Wenn du in Vraja wohnen willst,
Dann kaufe dir die Karte der zweiten Klasse.
Sei der Zweite und fasse die Füße (des Gurus).
Sei dem Guru ergeben.
Liebst du ihn (d. h. Krishna) mit ungeteilter Liebe,
So wirst du Nandas Sohn erreichen.
Wenn du nach Vrindavan gehen willst,
Dann verrate ich dir ein Geheimnis:
Erkenne die Regeln und fasse erst die Füße Vrindas.
Vrinda kennt die Geheimnisse Vrindavans
Und den Geliebten von Radha.
Erläuterung: Vrinda ist ein weiterer Name von Barayi, der Aufsichtsperson für Radha (s.
Kapitel 4).
60
Warum leidest du unnötig
Unter schlechten Karmas?
Irgendwann stirbst du ganz plötzlich.
Sei vernünftig
Und hole den Arzt schon jetzt.
O du, rufe den Guru, den einheimischen Arzt,
Und nimm die Medizin stündlich mit Aufmerksamkeit.
Die Mantra-Tropfen vertreiben deine Krankheit in drei Tagen.
Warum sollst du unnötig sterben,
Wo du doch zu Hause das Hari-Namen-Chinin hast.
Eine so gute Medizin wirst du nicht noch einmal kriegen.
Überlege dir das in deinem Herzen.
Tag und Nacht hast du Angst,
Daß die Pferdeärzte dich in den Tod treiben.
Sie werden nichts vom Dharma wissen wollen.
106
Sie werden unerwartet deinen Tod verursachen.
Die Liebe zwischen Krishna und sowohl Gopi Radha als auch den anderen Gopis ist die
reine Form der Gottesliebe
61
Shyam (d. h.
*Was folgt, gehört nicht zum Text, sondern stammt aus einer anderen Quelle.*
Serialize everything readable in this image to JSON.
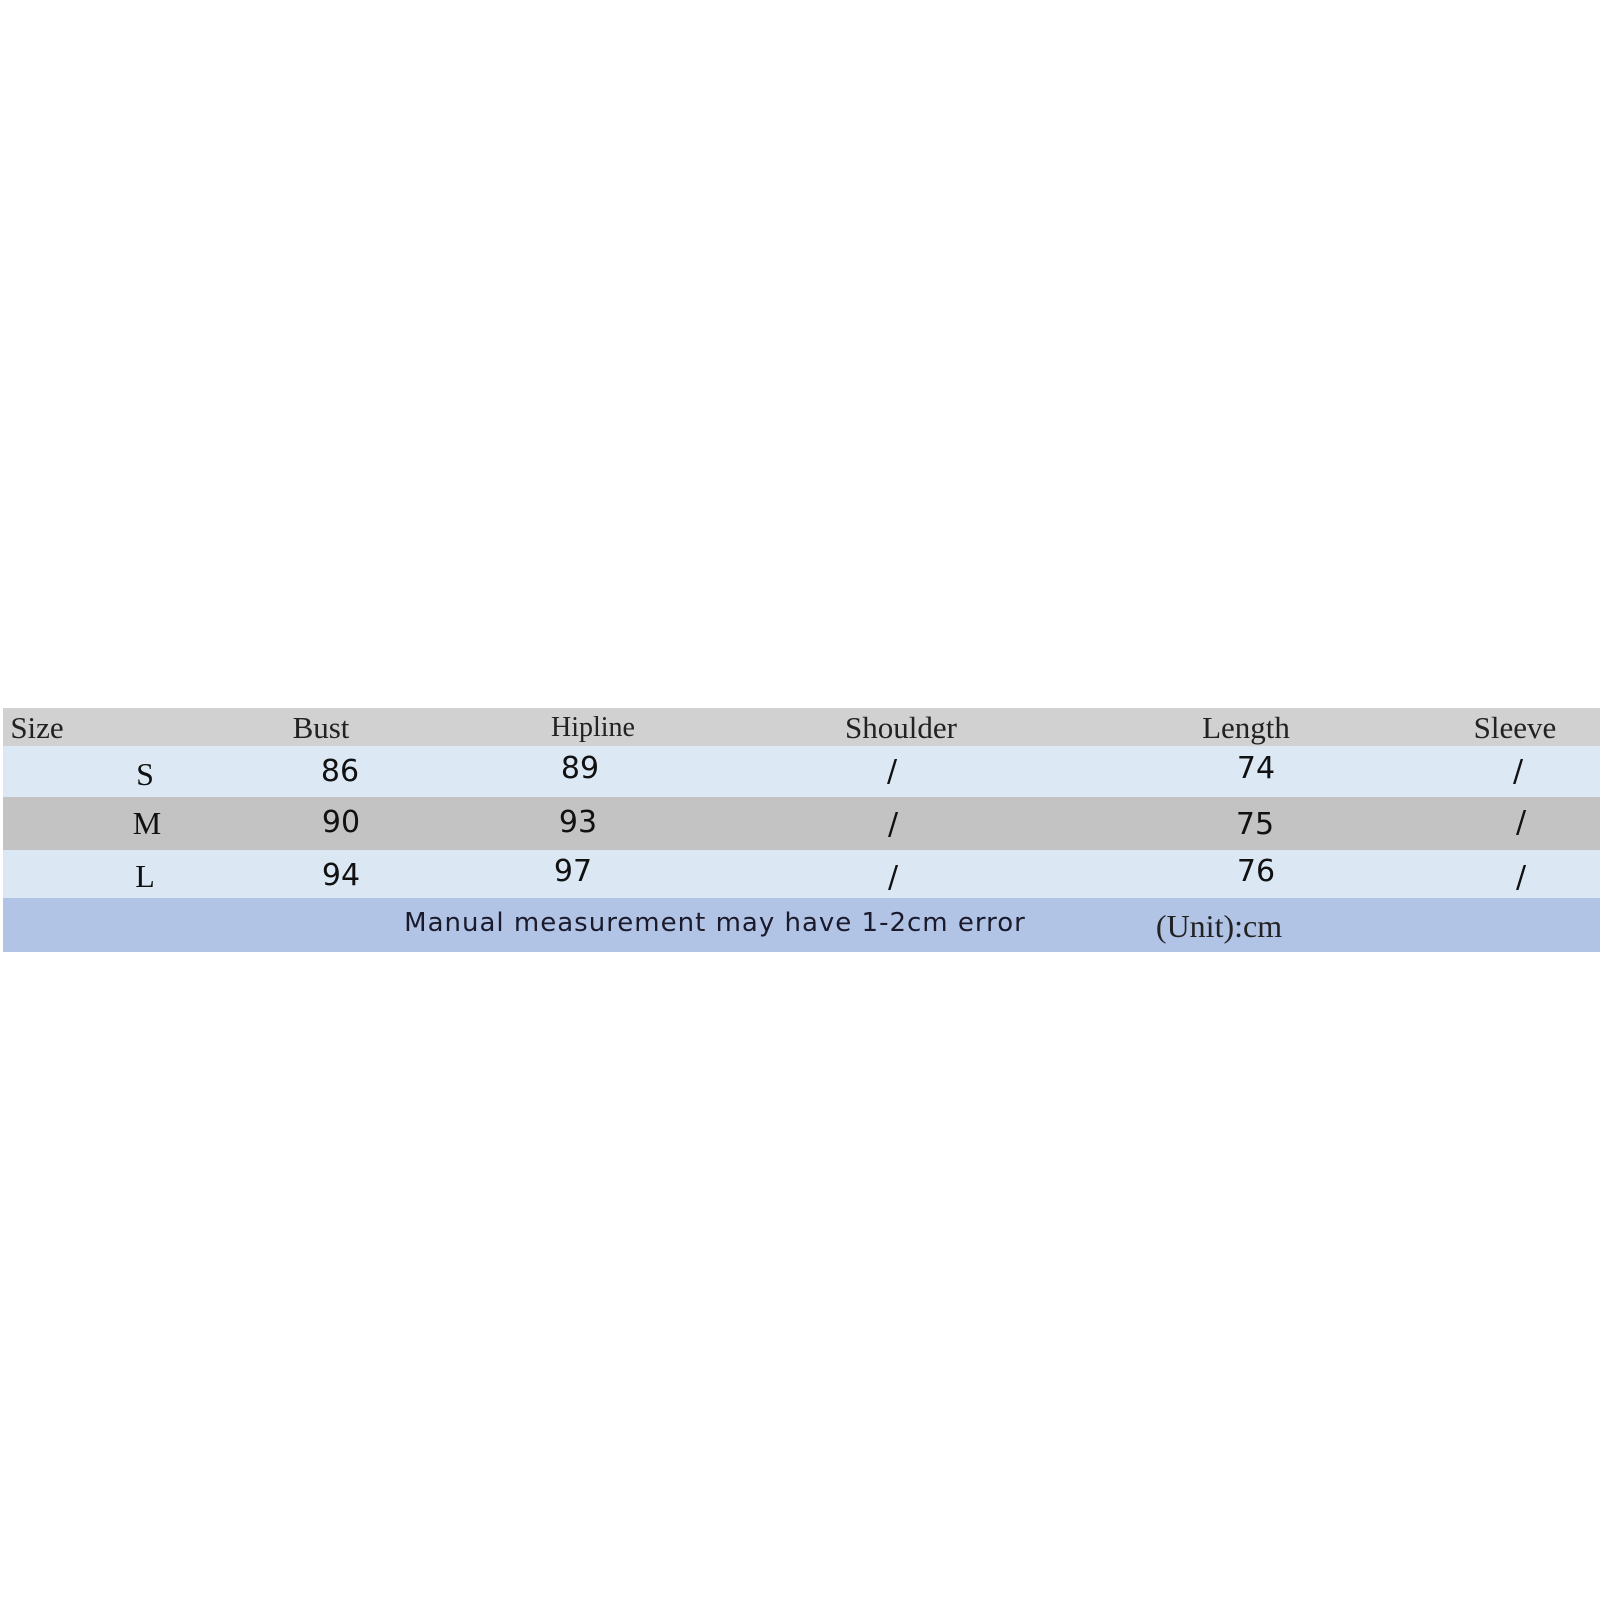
{
  "table": {
    "headers": [
      "Size",
      "Bust",
      "Hipline",
      "Shoulder",
      "Length",
      "Sleeve"
    ],
    "rows": [
      {
        "size": "S",
        "bust": "86",
        "hipline": "89",
        "shoulder": "/",
        "length": "74",
        "sleeve": "/"
      },
      {
        "size": "M",
        "bust": "90",
        "hipline": "93",
        "shoulder": "/",
        "length": "75",
        "sleeve": "/"
      },
      {
        "size": "L",
        "bust": "94",
        "hipline": "97",
        "shoulder": "/",
        "length": "76",
        "sleeve": "/"
      }
    ],
    "note": "Manual measurement may have 1-2cm error",
    "unit": "(Unit):cm"
  },
  "colors": {
    "header": "#d2d1d2",
    "row_light": "#dce9f5",
    "row_gray": "#c3c3c3",
    "footer": "#b2c4e6"
  }
}
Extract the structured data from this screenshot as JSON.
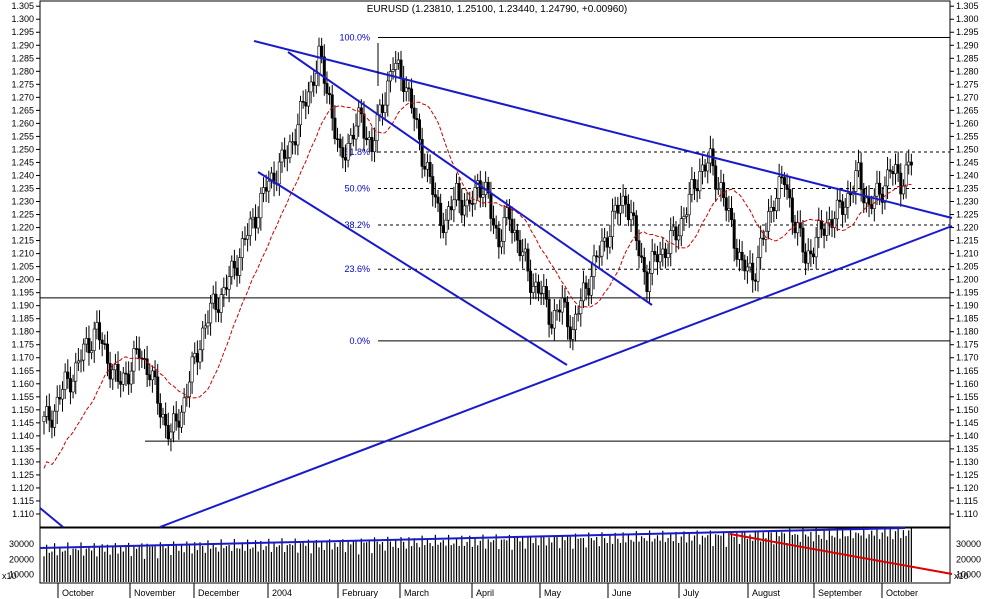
{
  "chart_data": {
    "type": "candlestick",
    "title": "EURUSD (1.23810, 1.25100, 1.23440, 1.24790, +0.00960)",
    "ylim": [
      1.105,
      1.307
    ],
    "y_ticks": [
      1.11,
      1.115,
      1.12,
      1.125,
      1.13,
      1.135,
      1.14,
      1.145,
      1.15,
      1.155,
      1.16,
      1.165,
      1.17,
      1.175,
      1.18,
      1.185,
      1.19,
      1.195,
      1.2,
      1.205,
      1.21,
      1.215,
      1.22,
      1.225,
      1.23,
      1.235,
      1.24,
      1.245,
      1.25,
      1.255,
      1.26,
      1.265,
      1.27,
      1.275,
      1.28,
      1.285,
      1.29,
      1.295,
      1.3,
      1.305
    ],
    "x_labels": [
      "October",
      "November",
      "December",
      "2004",
      "February",
      "March",
      "April",
      "May",
      "June",
      "July",
      "August",
      "September",
      "October"
    ],
    "fibonacci": [
      {
        "label": "100.0%",
        "value": 1.293
      },
      {
        "label": "61.8%",
        "value": 1.249
      },
      {
        "label": "50.0%",
        "value": 1.235
      },
      {
        "label": "38.2%",
        "value": 1.221
      },
      {
        "label": "23.6%",
        "value": 1.204
      },
      {
        "label": "0.0%",
        "value": 1.1765
      }
    ],
    "horizontal_levels": [
      1.193,
      1.138
    ],
    "price_anchors": [
      [
        0,
        1.145
      ],
      [
        4,
        1.15
      ],
      [
        8,
        1.16
      ],
      [
        12,
        1.165
      ],
      [
        16,
        1.175
      ],
      [
        20,
        1.18
      ],
      [
        24,
        1.17
      ],
      [
        28,
        1.16
      ],
      [
        32,
        1.165
      ],
      [
        36,
        1.172
      ],
      [
        40,
        1.165
      ],
      [
        44,
        1.15
      ],
      [
        48,
        1.14
      ],
      [
        52,
        1.15
      ],
      [
        56,
        1.165
      ],
      [
        60,
        1.18
      ],
      [
        64,
        1.19
      ],
      [
        68,
        1.195
      ],
      [
        72,
        1.205
      ],
      [
        76,
        1.215
      ],
      [
        80,
        1.225
      ],
      [
        84,
        1.235
      ],
      [
        88,
        1.242
      ],
      [
        92,
        1.248
      ],
      [
        96,
        1.26
      ],
      [
        100,
        1.272
      ],
      [
        104,
        1.285
      ],
      [
        108,
        1.27
      ],
      [
        112,
        1.245
      ],
      [
        116,
        1.255
      ],
      [
        120,
        1.262
      ],
      [
        124,
        1.25
      ],
      [
        128,
        1.268
      ],
      [
        132,
        1.282
      ],
      [
        136,
        1.278
      ],
      [
        140,
        1.262
      ],
      [
        144,
        1.245
      ],
      [
        148,
        1.23
      ],
      [
        152,
        1.22
      ],
      [
        156,
        1.235
      ],
      [
        160,
        1.225
      ],
      [
        164,
        1.238
      ],
      [
        168,
        1.23
      ],
      [
        172,
        1.215
      ],
      [
        176,
        1.225
      ],
      [
        180,
        1.212
      ],
      [
        184,
        1.2
      ],
      [
        188,
        1.195
      ],
      [
        192,
        1.185
      ],
      [
        196,
        1.19
      ],
      [
        200,
        1.18
      ],
      [
        204,
        1.195
      ],
      [
        208,
        1.205
      ],
      [
        212,
        1.215
      ],
      [
        216,
        1.225
      ],
      [
        220,
        1.232
      ],
      [
        224,
        1.215
      ],
      [
        228,
        1.2
      ],
      [
        232,
        1.21
      ],
      [
        236,
        1.212
      ],
      [
        240,
        1.22
      ],
      [
        244,
        1.23
      ],
      [
        248,
        1.242
      ],
      [
        252,
        1.245
      ],
      [
        256,
        1.235
      ],
      [
        260,
        1.22
      ],
      [
        264,
        1.205
      ],
      [
        268,
        1.202
      ],
      [
        272,
        1.215
      ],
      [
        276,
        1.232
      ],
      [
        280,
        1.238
      ],
      [
        284,
        1.222
      ],
      [
        288,
        1.208
      ],
      [
        292,
        1.215
      ],
      [
        296,
        1.222
      ],
      [
        300,
        1.225
      ],
      [
        304,
        1.232
      ],
      [
        308,
        1.24
      ],
      [
        312,
        1.228
      ],
      [
        316,
        1.233
      ],
      [
        320,
        1.242
      ],
      [
        324,
        1.238
      ],
      [
        328,
        1.245
      ]
    ],
    "volume_ylim": [
      5000,
      40000
    ],
    "volume_ticks": [
      10000,
      20000,
      30000
    ],
    "volume_multiplier_label": "x10"
  }
}
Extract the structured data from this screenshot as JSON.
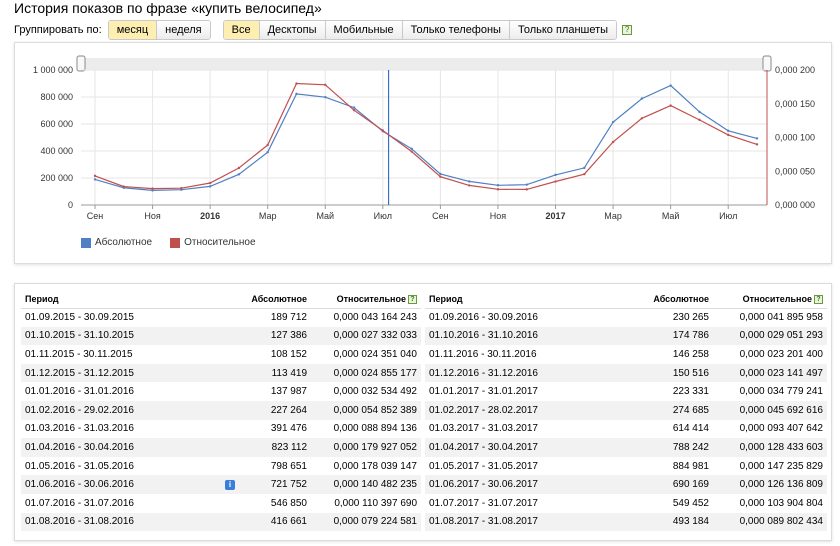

Krishna), mache dich nicht lächerlich,
Gehe lieber nach Hause.
Deine Geliebte wird mir die nicht reden.
Du hast sie schwer enttäuscht,
Und nun faßt du ihr die Füße!
O du Nandas Sohn, du bist ein unbekümmerter Kuhhirt.
Du kennst den Schmerz deiner Geliebten nicht!
(In der Nacht hast du sie warten lassen),
Und nun kommst du am Morgen nur,
Um sie zu ärgern!
62
In Vrindavan hat Nandas Sohn
Prem erlebt.
In hundertmillionen Gopis (d. h. die Kuhhirtinnen in Vrindavan) war
Kama nicht vorhanden.
Das ununterbrochene Kama-Spiel (mit den Kuhhirtinnen)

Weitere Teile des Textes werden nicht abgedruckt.